Interestingly enough, the toughest problem to remedy was the owner’s loss of trust in the team. I had experienced it enough with my boys to know that once trust is lost, it takes a real effort to regain (although a data center on the fritz is more consequential than beer in the basement fridge). Nonetheless, we all managed to get back on the same page.

Not surprisingly, the solutions to the configuration problems were obvious. The math had been correct all along; the capacity was in the room. The problems simply had to do with the fact that the cooling being provided was decoupled from the load it was meant to serve.

Floor tiles were intelligently relocated or simply removed. Blank offs were added to empty cabinets. Rudimentary separation was employed to keep the hot side hot and the cool side cool. And the in-row CRACs were rewired to assure a logical redundancy to each aisle.

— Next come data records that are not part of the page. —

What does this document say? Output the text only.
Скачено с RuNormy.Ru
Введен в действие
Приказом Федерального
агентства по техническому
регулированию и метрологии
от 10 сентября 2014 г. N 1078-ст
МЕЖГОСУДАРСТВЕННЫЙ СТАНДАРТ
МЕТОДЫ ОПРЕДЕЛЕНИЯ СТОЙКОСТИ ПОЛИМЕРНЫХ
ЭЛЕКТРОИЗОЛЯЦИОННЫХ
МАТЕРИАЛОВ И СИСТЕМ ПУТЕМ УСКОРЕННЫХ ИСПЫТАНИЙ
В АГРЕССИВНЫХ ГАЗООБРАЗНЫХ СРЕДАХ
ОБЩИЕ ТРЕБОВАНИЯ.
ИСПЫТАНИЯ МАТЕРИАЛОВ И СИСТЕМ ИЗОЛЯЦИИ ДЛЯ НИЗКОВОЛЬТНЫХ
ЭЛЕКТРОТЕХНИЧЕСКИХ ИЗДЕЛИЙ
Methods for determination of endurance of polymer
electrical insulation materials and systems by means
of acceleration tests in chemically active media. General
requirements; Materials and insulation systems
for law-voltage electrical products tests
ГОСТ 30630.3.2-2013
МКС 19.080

Regarding the third problem type … operational … nothing beats experience as a teacher. No matter how many articles I write or seminars I speak at, I cannot make the impression an alarming cabinet can. If the location of a temperature sensor can’t get your attention, it will when your aisle is cooking and your CRAC is idling.

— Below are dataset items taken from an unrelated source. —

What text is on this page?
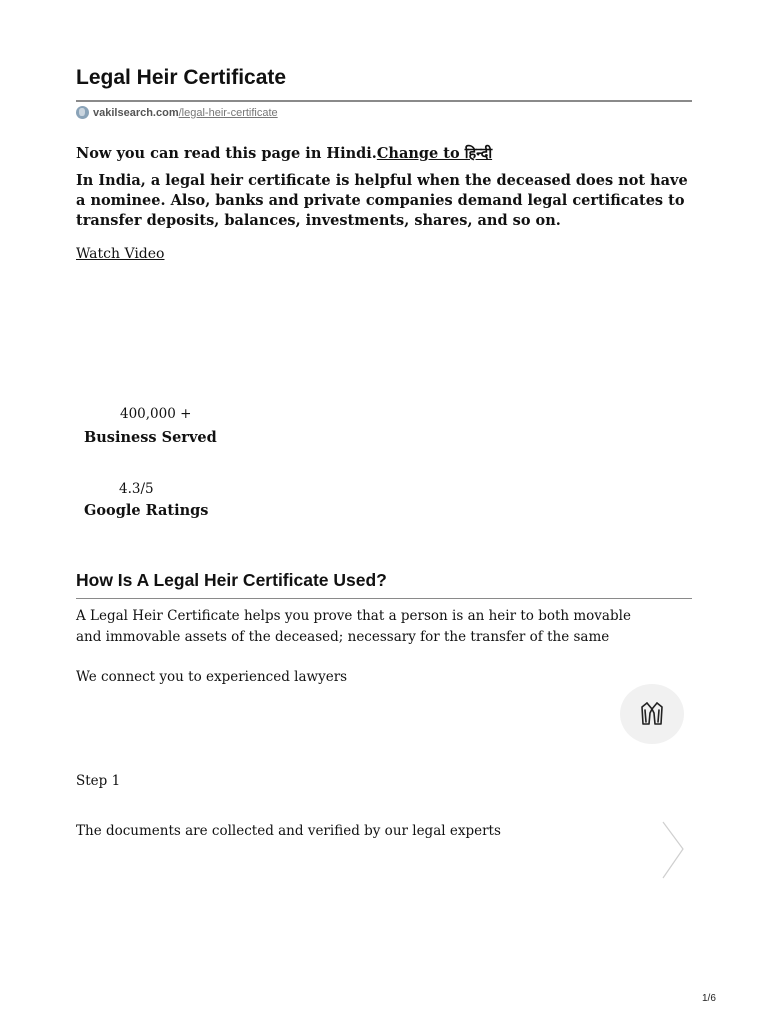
Legal Heir Certificate
vakilsearch.com/legal-heir-certificate
Now you can read this page in Hindi.Change to हिन्दी
In India, a legal heir certificate is helpful when the deceased does not have a nominee. Also, banks and private companies demand legal certificates to transfer deposits, balances, investments, shares, and so on.
Watch Video
400,000 +
Business Served
4.3/5
Google Ratings
How Is A Legal Heir Certificate Used?
A Legal Heir Certificate helps you prove that a person is an heir to both movable and immovable assets of the deceased; necessary for the transfer of the same
We connect you to experienced lawyers
Step 1
The documents are collected and verified by our legal experts
1/6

Thank goodness it was a controlled peek behind the uptime curtain that exposed the potential for chaos, instead of a rogue lighting strike. Because of that, we were able to address the weak links in the redundancy chain through a controlled process.

In Conclusion

Early in my career, I felt that I had to convey infallibility. This in itself was a failure to communicate, because as my mother always reminded me, “… be sure, your sins will find you out.” You can’t bluff your way through engineering. People eventually see right through it.

So you’re encouraged to be as open about what you don’t know as what you do. And that includes telling your client that you don’t know exactly what’s going to happen when you flip the switch, but you know something might, and you are prepared to respond.

If you run a data center, or you advise someone who does, try to know what you don’t know yet.  It is in our nature not to fix what isn’t broken, but you should peek under the hood to be sure. Just because you haven’t experienced a problem, it doesn’t mean one isn’t out there.

As Andrew Grove, the co-founder of Intel said,

Success breeds complacency. Complacency breeds failure. Only the paranoid survive.

If you combine that with one of my favorite colloquialisms, you should be sufficiently on guard:

Just because you’re paranoid, it doesn’t mean they’re NOT out to get you.

In the beginning, we were hired to create a new data center space. But when we moved on, the existing data center spaces were more efficient, better understood, and operationally more reliable. None of which were included in the original scope of work.

 And all because of a surprise that shouldn’t have been …except for the falling light fixtures. I never could have seen that coming.